Hacker News new | ask | show | jobs
by joelm 1125 days ago
Latency has been the biggest challenge for me.

They cite "two to 15+ seconds" in this blog post for responses. Via the OpenAI API I've been seeing more like 45-60 seconds for responses (using GPT-3.5-turbo or GPT-4 in chat mode). Note, this is using ~3500 tokens total.

I've had to extensively adapt to that latency in the UI of our product. Maybe I should start showing funny messages while the user is waiting (like I've seen porkbun do when you pay for domain names).

2 comments

Was this in the past week? We had much worse latency this past week compared to the rest (in addition to model unavailability errors), which we attributed to the Microsoft Build conference. One of our customers that uses it a lot is always at the token limit and their average latency was ~5 seconds, but that was closer to 10 second last week.

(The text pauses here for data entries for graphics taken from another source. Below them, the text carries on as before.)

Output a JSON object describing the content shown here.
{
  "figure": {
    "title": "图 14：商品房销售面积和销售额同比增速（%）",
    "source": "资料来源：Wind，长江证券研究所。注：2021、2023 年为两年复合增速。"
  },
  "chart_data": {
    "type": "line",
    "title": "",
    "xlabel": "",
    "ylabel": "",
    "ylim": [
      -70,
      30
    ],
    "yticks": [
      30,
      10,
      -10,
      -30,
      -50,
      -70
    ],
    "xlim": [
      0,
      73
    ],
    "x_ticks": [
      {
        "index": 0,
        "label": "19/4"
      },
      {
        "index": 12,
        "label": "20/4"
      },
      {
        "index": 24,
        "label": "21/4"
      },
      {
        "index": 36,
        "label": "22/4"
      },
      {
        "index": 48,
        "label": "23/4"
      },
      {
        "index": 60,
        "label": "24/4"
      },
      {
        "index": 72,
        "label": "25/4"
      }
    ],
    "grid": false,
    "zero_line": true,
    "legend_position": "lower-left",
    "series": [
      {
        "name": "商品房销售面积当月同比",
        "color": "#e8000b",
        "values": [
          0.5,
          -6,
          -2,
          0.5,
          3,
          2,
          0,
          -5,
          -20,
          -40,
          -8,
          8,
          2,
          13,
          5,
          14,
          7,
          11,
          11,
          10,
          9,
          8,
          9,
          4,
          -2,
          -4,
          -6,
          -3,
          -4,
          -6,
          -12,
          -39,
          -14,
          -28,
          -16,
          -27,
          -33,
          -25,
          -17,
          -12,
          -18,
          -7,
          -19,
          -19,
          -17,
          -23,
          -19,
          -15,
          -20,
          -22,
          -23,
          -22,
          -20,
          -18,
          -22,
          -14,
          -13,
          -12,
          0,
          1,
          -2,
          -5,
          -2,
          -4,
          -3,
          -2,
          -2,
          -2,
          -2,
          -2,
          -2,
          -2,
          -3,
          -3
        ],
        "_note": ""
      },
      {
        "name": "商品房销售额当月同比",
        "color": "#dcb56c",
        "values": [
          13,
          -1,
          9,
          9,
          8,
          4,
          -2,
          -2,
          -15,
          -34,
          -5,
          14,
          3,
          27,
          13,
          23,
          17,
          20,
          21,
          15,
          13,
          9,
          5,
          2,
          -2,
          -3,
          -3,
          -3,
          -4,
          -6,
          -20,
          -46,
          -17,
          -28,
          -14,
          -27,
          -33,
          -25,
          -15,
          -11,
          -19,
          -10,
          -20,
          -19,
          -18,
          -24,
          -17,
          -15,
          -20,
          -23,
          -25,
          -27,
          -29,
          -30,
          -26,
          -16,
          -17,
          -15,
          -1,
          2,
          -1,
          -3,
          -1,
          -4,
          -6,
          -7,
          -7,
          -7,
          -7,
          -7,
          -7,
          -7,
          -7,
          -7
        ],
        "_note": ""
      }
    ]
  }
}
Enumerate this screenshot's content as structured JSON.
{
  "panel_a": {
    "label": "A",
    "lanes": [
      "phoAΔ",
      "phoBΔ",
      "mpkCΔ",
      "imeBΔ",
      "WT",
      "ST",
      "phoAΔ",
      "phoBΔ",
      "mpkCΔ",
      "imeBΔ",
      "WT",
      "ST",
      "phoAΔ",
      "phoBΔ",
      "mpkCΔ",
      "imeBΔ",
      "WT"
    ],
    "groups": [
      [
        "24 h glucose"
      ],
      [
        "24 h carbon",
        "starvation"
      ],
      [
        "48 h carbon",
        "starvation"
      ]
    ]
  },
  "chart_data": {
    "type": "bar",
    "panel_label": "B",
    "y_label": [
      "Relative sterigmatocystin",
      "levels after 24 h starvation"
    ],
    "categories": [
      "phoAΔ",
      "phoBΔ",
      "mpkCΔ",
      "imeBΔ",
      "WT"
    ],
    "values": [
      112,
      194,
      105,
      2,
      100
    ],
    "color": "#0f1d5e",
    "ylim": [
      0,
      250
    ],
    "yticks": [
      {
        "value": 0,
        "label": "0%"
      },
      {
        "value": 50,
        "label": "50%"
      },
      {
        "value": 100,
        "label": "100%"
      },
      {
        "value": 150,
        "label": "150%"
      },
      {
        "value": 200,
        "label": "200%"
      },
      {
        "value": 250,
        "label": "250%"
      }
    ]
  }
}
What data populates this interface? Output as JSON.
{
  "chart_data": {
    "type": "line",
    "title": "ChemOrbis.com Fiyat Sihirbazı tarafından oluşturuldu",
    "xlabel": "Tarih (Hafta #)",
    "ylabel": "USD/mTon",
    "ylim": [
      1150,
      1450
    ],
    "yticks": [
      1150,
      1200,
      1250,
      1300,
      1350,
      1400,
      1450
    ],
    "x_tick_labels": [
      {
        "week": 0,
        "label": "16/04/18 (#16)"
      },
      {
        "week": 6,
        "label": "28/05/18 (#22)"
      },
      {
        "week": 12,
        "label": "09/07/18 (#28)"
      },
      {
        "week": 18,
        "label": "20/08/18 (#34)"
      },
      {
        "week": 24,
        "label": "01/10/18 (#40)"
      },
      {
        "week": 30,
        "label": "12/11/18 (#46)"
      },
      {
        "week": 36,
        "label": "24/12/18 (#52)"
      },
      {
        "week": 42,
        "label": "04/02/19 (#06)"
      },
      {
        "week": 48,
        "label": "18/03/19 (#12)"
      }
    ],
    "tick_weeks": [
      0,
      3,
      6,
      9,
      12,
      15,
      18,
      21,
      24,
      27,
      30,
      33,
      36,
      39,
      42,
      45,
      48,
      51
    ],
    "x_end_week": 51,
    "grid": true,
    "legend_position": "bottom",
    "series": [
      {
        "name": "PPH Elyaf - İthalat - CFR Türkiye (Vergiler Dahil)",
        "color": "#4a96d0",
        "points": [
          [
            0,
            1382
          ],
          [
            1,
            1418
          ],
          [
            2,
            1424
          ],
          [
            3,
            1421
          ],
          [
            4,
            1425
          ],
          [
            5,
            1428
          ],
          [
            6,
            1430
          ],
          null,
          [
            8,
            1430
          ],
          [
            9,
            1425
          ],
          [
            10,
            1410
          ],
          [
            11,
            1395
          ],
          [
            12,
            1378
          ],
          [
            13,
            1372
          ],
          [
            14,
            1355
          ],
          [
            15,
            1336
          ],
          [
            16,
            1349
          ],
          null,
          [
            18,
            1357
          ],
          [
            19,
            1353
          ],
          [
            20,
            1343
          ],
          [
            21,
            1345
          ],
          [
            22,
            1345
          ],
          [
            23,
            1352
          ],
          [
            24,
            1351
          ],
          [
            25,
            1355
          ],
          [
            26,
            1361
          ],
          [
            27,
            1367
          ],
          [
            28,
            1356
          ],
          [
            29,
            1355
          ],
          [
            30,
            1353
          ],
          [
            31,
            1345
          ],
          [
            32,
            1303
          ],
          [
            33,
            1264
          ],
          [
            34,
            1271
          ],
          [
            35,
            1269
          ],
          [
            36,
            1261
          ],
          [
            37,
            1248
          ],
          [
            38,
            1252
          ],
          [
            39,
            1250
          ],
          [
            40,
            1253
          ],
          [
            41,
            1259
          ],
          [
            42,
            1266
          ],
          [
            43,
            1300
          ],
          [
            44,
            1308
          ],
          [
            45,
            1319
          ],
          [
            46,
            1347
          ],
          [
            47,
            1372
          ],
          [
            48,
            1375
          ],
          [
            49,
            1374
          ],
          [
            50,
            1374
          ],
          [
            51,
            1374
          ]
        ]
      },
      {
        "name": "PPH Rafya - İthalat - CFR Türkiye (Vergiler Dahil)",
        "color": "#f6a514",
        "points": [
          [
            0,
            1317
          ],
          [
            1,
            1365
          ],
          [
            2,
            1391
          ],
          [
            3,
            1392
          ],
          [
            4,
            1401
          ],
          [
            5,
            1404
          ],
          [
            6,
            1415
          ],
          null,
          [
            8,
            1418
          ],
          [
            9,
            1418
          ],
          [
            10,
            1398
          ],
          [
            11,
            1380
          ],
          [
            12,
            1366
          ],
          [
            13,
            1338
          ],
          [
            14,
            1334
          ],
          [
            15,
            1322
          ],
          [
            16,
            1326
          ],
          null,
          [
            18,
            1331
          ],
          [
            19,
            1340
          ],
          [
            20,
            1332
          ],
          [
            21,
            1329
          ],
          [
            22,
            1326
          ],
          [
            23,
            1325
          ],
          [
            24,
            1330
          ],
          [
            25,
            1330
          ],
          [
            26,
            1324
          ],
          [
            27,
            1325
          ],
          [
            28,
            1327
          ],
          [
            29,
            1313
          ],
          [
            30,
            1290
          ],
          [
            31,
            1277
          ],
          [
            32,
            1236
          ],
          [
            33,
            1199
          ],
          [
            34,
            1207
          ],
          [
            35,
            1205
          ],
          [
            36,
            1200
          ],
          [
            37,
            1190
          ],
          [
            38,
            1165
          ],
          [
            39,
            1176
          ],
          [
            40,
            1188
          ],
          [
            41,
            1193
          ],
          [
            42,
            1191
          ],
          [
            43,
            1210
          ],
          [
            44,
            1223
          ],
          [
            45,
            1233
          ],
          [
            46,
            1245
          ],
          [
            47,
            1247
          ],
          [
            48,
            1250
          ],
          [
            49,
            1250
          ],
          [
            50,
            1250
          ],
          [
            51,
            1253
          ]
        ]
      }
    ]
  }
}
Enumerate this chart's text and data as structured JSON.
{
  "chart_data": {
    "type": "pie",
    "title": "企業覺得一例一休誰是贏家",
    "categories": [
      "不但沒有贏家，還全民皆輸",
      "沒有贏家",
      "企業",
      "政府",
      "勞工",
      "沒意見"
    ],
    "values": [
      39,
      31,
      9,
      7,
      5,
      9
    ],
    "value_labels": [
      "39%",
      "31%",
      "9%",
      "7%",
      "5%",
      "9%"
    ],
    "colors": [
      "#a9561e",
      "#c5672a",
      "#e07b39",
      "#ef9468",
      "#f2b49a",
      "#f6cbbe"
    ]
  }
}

...also why we can't wait for other vendors to get SOC I/II clearance, and I guess eventually fine-tuning our own model, so we're not stuck with situations like this.

I've seen more errors lately I think, but no the latency has been an issue for months. I think it has grown some over the last few months, but not a dramatic change.
Well poop, hope that gets resolved fast. I guess OpenAI can't hire compute platform engineers fast enough!
If a user is waiting on the response, you basically have to stream the result instead of waiting on the entire completion.
There's no real benefit to streaming if you are planning to use the LLM output downstream (say, in a SQL query). LLM latency is a major annoyance right now, whether locally-hosted or cloud-based.
Yea, that is probably a better solution. Not an easy one to refactor into at the moment though.